Luego, sus ojos se fijaron en seis grandes pinturas al óleo, situadas tres a cada lado del altar. «Son muy bonitas», pensó Pam.
Sue dio unos golpecitos en la mano de Pam y ésta se agachó para preguntar a la peque qué quería.
—¿Dónde se sienta la gente? —preguntó en voz muy bajita Sue.
Por primera vez se dio cuenta Pam de que en aquella iglesia no había bancos. La mujer vestida de enfermera, que había oído la pregunta de Sue, explicó:
—Los fieles que acuden a esta catedral permanecen de pie cuando no están arrodillados para orar. Es la costumbre en todas las iglesias de la antigua Rusia.

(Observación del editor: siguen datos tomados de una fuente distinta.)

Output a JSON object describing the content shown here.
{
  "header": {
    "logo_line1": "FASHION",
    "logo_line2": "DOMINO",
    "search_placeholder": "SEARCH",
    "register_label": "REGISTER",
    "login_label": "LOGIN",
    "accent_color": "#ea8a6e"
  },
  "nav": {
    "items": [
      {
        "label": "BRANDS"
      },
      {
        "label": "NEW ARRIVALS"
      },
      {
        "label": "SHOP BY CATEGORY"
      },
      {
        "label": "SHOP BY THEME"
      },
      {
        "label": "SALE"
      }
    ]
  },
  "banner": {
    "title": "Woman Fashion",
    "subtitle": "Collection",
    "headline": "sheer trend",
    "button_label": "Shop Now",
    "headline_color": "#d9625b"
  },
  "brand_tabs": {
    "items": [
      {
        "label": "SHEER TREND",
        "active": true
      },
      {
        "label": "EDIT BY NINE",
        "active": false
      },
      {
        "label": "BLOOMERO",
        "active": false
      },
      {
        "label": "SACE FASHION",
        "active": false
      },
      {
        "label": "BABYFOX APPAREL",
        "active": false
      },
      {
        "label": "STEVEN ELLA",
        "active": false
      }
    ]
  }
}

La mujer hizo seña a las niñas para que la siguieran y las condujo por la parte de la izquierda, ante un altar más pequeño, donde había una Madonna con el Niño, de una belleza exquisita. Las caras estaban pintadas al óleo, pero las aureolas eran de oro puro fundido.
—Ésta es la Madonna de Sitka —explicó la mujer—. Es muy famosa.
Cerca, había un libro para que firmasen en él los visitantes. Después de escribir allí sus nombres las niñas salieron de la iglesia en silencio. Cuando estuvieron fuera, la mujer del uniforme blanco volvió a hablarles.
—Soy la señorita Bonney —dijo, presentándose.
—¿Es usted enfermera? —preguntó Pam.
La señorita Bonney contestó que sí y dijo que trabajaba en el Hospital de Edgecumbe.
—¿Ayuda usted a que se pongan buenos los esquimales y los indios? —preguntó Holly con simpatía.
La señorita Bonney sonrió, contestando que procuraba ayudarles cuanto podía.
—Me gustaría ver a un esquimal —anunció Sue—. ¿También cuando están en la cama llevan esos gorros de piel, señorita Bonney?
La enfermera rió alegremente y luego explicó a la pequeña que los niños indios y esquimales que estaban en el hospital iban vestidos, más o menos, como las niñas Hollister. Entonces, preguntó:
—¿Os gustaría visitar el hospital conmigo?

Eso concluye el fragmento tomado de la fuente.